Si può quindi parlare di produzioni “esterne” al mercato editoriale, che risentivano in maniera relativa dell’influenza delle figure che operavano in tale settore.

Come gli stampatori si procurassero i coloranti necessari non è così semplice da definire. Esistevano rivenditori di colori al dettaglio ed è lecito ritenere che anche i farmacisti si occupassero del loro commercio, dal momento che i pigmenti stranieri venivano classificati come beni erboristico-medicinali e che in merito esistono alcuni rapporti sulle importazioni di blu di Prussia tenuti da farmacisti di Osaka148. Poiché, per quanto riguarda il bero, il suo commercio – dalla vendita all’asta fino a quella al dettaglio – era gestito e controllato da una ristretta cerchia di mediatori e mercanti, che di fatto lo monopolizzavano e ne controllavano i prezzi (perlomeno a Osaka e Nagasaki, ma è più che probabile che lo stesso avvenisse anche a Edo)149, si può presumere che un sistema simile valesse anche per tutti gli altri pigmenti.
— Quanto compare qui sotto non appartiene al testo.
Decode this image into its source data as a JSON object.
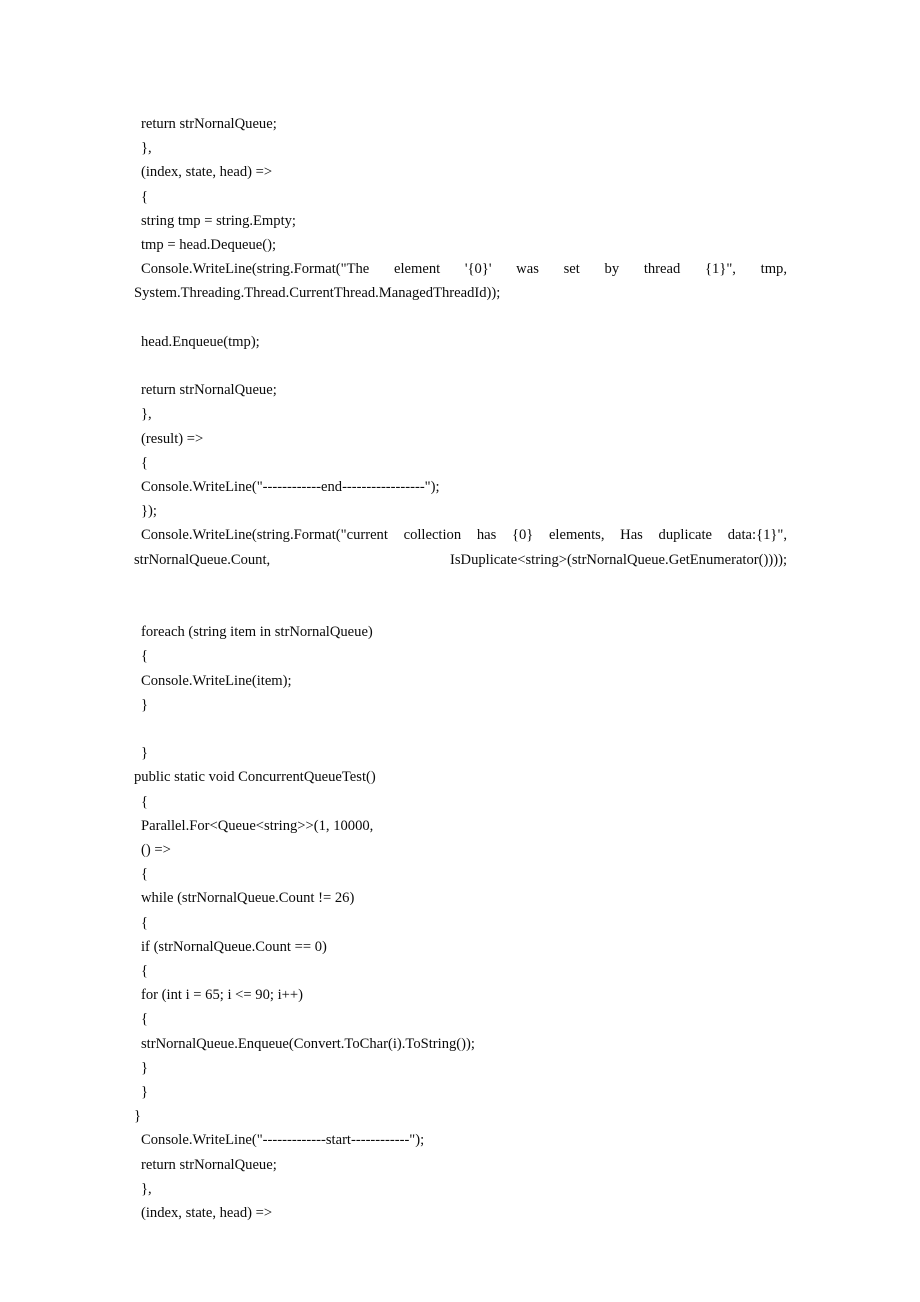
{
  "document": {
    "kind": "code-listing-page",
    "language": "C#",
    "background_color": "#ffffff",
    "text_color": "#0a0a0a",
    "lines": [
      {
        "id": "l1",
        "indent": 1,
        "text": "return strNornalQueue;"
      },
      {
        "id": "l2",
        "indent": 1,
        "text": "},"
      },
      {
        "id": "l3",
        "indent": 1,
        "text": "(index, state, head) =>"
      },
      {
        "id": "l4",
        "indent": 1,
        "text": "{"
      },
      {
        "id": "l5",
        "indent": 1,
        "text": "string tmp = string.Empty;"
      },
      {
        "id": "l6",
        "indent": 1,
        "text": "tmp = head.Dequeue();"
      },
      {
        "id": "l7",
        "indent": 1,
        "wrapped": true,
        "justify": true,
        "text": "Console.WriteLine(string.Format(\"The element '{0}' was set by thread {1}\", tmp, System.Threading.Thread.CurrentThread.ManagedThreadId));"
      },
      {
        "id": "l8",
        "indent": 1,
        "text": "head.Enqueue(tmp);"
      },
      {
        "id": "l9",
        "indent": 1,
        "blank": true,
        "text": ""
      },
      {
        "id": "l10",
        "indent": 1,
        "text": "return strNornalQueue;"
      },
      {
        "id": "l11",
        "indent": 1,
        "text": "},"
      },
      {
        "id": "l12",
        "indent": 1,
        "text": "(result) =>"
      },
      {
        "id": "l13",
        "indent": 1,
        "text": "{"
      },
      {
        "id": "l14",
        "indent": 1,
        "text": "Console.WriteLine(\"------------end-----------------\");"
      },
      {
        "id": "l15",
        "indent": 1,
        "text": "});"
      },
      {
        "id": "l16",
        "indent": 1,
        "wrapped": true,
        "justify": true,
        "text": "Console.WriteLine(string.Format(\"current collection has {0} elements, Has duplicate data:{1}\", strNornalQueue.Count, IsDuplicate<string>(strNornalQueue.GetEnumerator())));"
      },
      {
        "id": "l17",
        "indent": 1,
        "blank": true,
        "text": ""
      },
      {
        "id": "l18",
        "indent": 1,
        "text": "foreach (string item in strNornalQueue)"
      },
      {
        "id": "l19",
        "indent": 1,
        "text": "{"
      },
      {
        "id": "l20",
        "indent": 1,
        "text": "Console.WriteLine(item);"
      },
      {
        "id": "l21",
        "indent": 1,
        "text": "}"
      },
      {
        "id": "l22",
        "indent": 1,
        "blank": true,
        "text": ""
      },
      {
        "id": "l23",
        "indent": 1,
        "text": "}"
      },
      {
        "id": "l24",
        "indent": 0,
        "text": "public static void ConcurrentQueueTest()"
      },
      {
        "id": "l25",
        "indent": 1,
        "text": "{"
      },
      {
        "id": "l26",
        "indent": 1,
        "text": "Parallel.For<Queue<string>>(1, 10000,"
      },
      {
        "id": "l27",
        "indent": 1,
        "text": "() =>"
      },
      {
        "id": "l28",
        "indent": 1,
        "text": "{"
      },
      {
        "id": "l29",
        "indent": 1,
        "text": "while (strNornalQueue.Count != 26)"
      },
      {
        "id": "l30",
        "indent": 1,
        "text": "{"
      },
      {
        "id": "l31",
        "indent": 1,
        "text": "if (strNornalQueue.Count == 0)"
      },
      {
        "id": "l32",
        "indent": 1,
        "text": "{"
      },
      {
        "id": "l33",
        "indent": 1,
        "text": "for (int i = 65; i <= 90; i++)"
      },
      {
        "id": "l34",
        "indent": 1,
        "text": "{"
      },
      {
        "id": "l35",
        "indent": 1,
        "text": "strNornalQueue.Enqueue(Convert.ToChar(i).ToString());"
      },
      {
        "id": "l36",
        "indent": 1,
        "text": "}"
      },
      {
        "id": "l37",
        "indent": 1,
        "text": "}"
      },
      {
        "id": "l38",
        "indent": 0,
        "text": "}"
      },
      {
        "id": "l39",
        "indent": 1,
        "text": "Console.WriteLine(\"-------------start------------\");"
      },
      {
        "id": "l40",
        "indent": 1,
        "text": "return strNornalQueue;"
      },
      {
        "id": "l41",
        "indent": 1,
        "text": "},"
      },
      {
        "id": "l42",
        "indent": 1,
        "text": "(index, state, head) =>"
      }
    ]
  }
}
Poiché quelli dell’aobanagami e dell’ai erano due mercati già sviluppati, è improbabile che le associazioni di grossisti e intermediari che li gestivano fossero favorevoli a cedere la loro esclusiva o a condividerla con qualcun altro: è più ragionevole ipotizzare che avessero deciso di cogliere le opportunità derivanti da un’eventuale compravendita dei loro prodotti come pigmenti e, pertanto, si fossero occupate loro stesse di coordinarne lo smercio a farmacisti o venditori di colori.

È plausibile che, come accadeva a Osaka, anche il numero delle botteghe che commerciavano al dettaglio questi due coloranti fosse ridotto e che i prezzi pattuiti fossero strettamente controllati.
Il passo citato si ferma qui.